Şimdi bu duygularla çizgilerimizi o kardeşimize getirdik. Bizim evladımız yerinde olmasına rağmen karikatürü eline veremedim. Heyecanımdan masanın üzerine bıraktım. Bu, benim bu hareketimden alınmış. Niye masaya bırakmışım. Yüzüme karşı söylemedi ama benim anladığım buydu. Nitekim ertesi gün benim karikatürler yok. İçlerinde bir tanesi çok kalite bir karikatürdü. Bu durum üzerine gazetenin sahibine gittim. Dedim ki “İnanın ben burada ters bir muamele görüyorum. Karikatürlerim yayınlanmıyor.” Patron, şöyle yapalım böyle yapalım dedi ve o konuşmadan sonra sonuç ne oldu bilmiyorum ama o görüşmemizde demişti ki:
-Yahu bir mecmuada bir karikatürün çıkmıştı. O ne kadar mükemmel bir karikatürdü.

Diyemedim ki, “Yahu ben o karikatürü aslında size getirmiştim. Öylesine saçma sapan muhataplar karşısındayım ki işte onu yayınlamadılar” diyemedim. O diyemediğime yandım. Sonra bunu başkalarına anlatamadığım zaman da yandım. Üzüldüm. Velhasıl öyle oldu. 

Tommiks’in balonları
Size ilginç bir anımı anlatayım. Münir Hayli Egeli çok kültürlü bir insandı. Fransızca Almanca İtalyanca ve İngilizce bilirdi. Tommiks’i kendisi tercüme ederdi. İkinci veya üçüncü sayısıydı. Bana getirdi:
-Evladım bunu Türkçe’ye çevirmeye ben vakit bulamadım. Sen önceki sayfaları ve sayıları biliyorsun. Bir inceleyip, balonlarını sen tercümesiz yazıver. Benim gitmem gerekiyor.

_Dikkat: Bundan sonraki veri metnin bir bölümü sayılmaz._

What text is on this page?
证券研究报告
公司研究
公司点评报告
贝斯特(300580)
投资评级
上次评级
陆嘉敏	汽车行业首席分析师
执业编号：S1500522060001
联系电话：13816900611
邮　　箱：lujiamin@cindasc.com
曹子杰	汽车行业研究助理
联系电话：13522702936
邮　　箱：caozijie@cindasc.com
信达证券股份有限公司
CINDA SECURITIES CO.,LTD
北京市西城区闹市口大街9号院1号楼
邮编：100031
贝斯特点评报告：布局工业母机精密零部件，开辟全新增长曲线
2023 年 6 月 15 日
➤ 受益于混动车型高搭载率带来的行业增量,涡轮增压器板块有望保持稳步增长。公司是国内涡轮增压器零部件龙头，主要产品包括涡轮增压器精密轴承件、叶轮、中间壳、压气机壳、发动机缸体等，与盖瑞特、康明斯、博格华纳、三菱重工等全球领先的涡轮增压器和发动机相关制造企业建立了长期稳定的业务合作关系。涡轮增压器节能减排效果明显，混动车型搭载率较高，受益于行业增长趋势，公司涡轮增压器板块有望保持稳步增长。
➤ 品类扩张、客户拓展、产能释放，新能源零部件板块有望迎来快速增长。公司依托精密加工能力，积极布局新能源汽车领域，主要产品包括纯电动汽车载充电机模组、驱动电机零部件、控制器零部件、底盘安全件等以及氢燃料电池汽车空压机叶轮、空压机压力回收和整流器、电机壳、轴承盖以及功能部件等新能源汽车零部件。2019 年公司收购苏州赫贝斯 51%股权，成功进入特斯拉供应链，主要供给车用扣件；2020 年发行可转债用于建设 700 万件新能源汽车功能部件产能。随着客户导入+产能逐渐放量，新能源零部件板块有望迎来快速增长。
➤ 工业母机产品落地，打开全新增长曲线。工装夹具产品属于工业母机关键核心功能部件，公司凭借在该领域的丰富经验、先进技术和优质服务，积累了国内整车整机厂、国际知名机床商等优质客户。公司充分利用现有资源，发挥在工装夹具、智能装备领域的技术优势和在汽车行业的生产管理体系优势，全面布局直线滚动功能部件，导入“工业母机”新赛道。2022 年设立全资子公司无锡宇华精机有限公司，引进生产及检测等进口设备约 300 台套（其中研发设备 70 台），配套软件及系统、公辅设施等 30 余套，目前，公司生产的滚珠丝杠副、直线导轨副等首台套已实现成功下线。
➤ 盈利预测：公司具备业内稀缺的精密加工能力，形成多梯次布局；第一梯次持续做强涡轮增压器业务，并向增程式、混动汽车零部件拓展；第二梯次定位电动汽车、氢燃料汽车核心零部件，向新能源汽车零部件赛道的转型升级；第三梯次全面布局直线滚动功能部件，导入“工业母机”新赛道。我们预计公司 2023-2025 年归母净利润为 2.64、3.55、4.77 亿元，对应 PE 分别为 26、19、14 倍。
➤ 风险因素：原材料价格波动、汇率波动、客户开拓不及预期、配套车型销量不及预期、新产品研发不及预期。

Ben “aman nasıl olur” filan diyemeden bırakıp gitti. Gel de çık işin içinden. Yapılır mı böyle birşey? Oturdu Vehip sinan onların başına ve sonuna baktı. Olayları takip etti. Sonra da uydurdu uydurdu yazdı. Aynı şey bir sonraki sayıda yine oldu. Velhasıl Teksas ve Tommiks’in iki sayısını olduğu gibi ben yazdım.